The anti-EUobserver lawsuit comes after Dana Astra also challenged the EU Council at the European Court of Justice (ECJ) in Luxembourg in April.

EU states blacklisted it in 2020 on grounds that "Liliya Lukashenka, daughter-in-law of the president, has a high-ranking position in the company" and that it was "benefiting from and supporting the Lukashenko regime".

But for Dana Astra, the EU made "errors of assessment".

And its transatlantic law-firm, the New York-based White & Case, has demanded that the ECJ "annuls" the EU-sanctions decision.

Dana Astra v. Council is one of more than 10 lawsuits brought by Lukashenko-linked firms and businessmen against the EU in the past six months.

Dana Astra v. EUobserver is the third case against this website in recent times in what the VVJ and NGOs have called SLAPPs: strategic legal actions designed to limit public participation.

The EU Commission declined to comment on any specific anti-EUobserver lawsuit.

"However, the Commission is working intensively on this issue [SLAPPs] and is currently preparing a package to address it," a spokesman for EU values commissioner Věra Jourová said.

"The aim is to propose an effective package of legislative ... measures, addressing also the cross-border dimension of SLAPPs," he said.

"Media freedom is a key component of European democracies," he added.

Roberta Metsola, a Maltese centre-right MEP, also declined to comment on Dana Astra v. EUobserver.

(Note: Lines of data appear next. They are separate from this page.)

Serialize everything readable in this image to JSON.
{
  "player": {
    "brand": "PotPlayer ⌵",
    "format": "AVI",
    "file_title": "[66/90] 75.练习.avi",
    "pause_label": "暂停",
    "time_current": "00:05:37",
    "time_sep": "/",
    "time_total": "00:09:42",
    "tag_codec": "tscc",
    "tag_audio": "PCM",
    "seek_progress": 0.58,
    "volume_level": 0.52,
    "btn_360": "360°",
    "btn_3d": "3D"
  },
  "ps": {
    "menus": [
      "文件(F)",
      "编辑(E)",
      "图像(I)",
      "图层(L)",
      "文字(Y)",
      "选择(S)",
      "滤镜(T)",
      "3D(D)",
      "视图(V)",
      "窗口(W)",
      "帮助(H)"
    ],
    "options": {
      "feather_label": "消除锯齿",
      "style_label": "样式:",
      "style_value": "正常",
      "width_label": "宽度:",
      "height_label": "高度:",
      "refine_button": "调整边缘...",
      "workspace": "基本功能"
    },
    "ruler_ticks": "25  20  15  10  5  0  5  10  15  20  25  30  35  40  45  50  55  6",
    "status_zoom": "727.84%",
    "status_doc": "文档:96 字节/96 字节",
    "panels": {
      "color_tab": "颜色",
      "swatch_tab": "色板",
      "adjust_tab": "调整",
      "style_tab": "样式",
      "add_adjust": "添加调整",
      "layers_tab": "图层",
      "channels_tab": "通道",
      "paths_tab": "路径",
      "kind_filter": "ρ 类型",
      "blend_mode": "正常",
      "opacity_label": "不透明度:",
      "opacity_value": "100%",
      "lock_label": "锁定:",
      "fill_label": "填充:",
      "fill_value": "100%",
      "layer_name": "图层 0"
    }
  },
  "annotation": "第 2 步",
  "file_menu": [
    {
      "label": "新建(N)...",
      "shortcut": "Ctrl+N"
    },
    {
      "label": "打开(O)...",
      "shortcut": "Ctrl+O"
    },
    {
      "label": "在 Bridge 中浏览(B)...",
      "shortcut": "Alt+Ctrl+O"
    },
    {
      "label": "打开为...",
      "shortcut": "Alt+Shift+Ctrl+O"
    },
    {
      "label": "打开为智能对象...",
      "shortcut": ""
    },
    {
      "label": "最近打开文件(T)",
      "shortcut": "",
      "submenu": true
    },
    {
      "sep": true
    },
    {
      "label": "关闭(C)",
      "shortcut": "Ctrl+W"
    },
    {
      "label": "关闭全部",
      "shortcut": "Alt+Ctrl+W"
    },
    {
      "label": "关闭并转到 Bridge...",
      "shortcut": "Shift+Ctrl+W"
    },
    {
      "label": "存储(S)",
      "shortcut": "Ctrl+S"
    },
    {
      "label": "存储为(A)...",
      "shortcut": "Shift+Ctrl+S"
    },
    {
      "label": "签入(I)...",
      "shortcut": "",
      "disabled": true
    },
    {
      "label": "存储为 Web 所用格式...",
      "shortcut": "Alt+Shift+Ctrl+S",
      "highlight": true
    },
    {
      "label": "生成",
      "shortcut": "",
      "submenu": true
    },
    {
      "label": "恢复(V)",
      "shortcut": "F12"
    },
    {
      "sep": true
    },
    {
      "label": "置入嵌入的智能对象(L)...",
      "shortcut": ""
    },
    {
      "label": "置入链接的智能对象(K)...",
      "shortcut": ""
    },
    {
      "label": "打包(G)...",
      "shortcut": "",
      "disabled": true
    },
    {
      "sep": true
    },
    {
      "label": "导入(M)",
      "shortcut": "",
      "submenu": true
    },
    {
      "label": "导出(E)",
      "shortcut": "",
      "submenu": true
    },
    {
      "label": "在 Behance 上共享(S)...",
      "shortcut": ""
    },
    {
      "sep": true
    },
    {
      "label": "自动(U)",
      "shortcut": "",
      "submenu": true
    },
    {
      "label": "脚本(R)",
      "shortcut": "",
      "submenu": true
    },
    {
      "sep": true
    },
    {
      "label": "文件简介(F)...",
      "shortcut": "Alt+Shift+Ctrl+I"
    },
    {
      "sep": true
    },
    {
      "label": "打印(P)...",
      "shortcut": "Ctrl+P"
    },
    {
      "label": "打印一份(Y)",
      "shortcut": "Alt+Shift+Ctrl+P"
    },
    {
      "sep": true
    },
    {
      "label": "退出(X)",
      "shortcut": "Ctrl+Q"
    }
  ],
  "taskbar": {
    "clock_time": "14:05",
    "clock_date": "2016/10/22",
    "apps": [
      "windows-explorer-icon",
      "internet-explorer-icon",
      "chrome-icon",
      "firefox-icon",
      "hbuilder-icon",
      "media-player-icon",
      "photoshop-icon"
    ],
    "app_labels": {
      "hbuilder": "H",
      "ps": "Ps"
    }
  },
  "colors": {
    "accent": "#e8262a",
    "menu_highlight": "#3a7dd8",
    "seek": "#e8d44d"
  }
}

But speaking in general, "vexatious lawsuits that seek to muzzle our journalists" were on the rise in EU countries, she told this website.

"We must be clear to make a difference between legitimate lawsuits from people trying to protect their reputation and those that aim to silence their targets," Metsola, who co-wrote a European Parliament report on the menace, said.

'Abuse'

"SLAPPs are about abuse of the legal order", she said.

"We want them to end", Metsola said.

Meanwhile, if the long arm of Lukashenko was increasingly active inside EU states, that was nothing compared to what he was doing to gag people at home.

His judges sentenced a prominent opposition blogger to 18 years in prison, where his victims have reported being tortured, on Tuesday (14 December).

And Belarusians, such as EUobserver's sources, who gave information to foreign media or diplomats that was used in EU blacklists, will be jailed for up to 12 years after Lukashenko changed his penal code this week.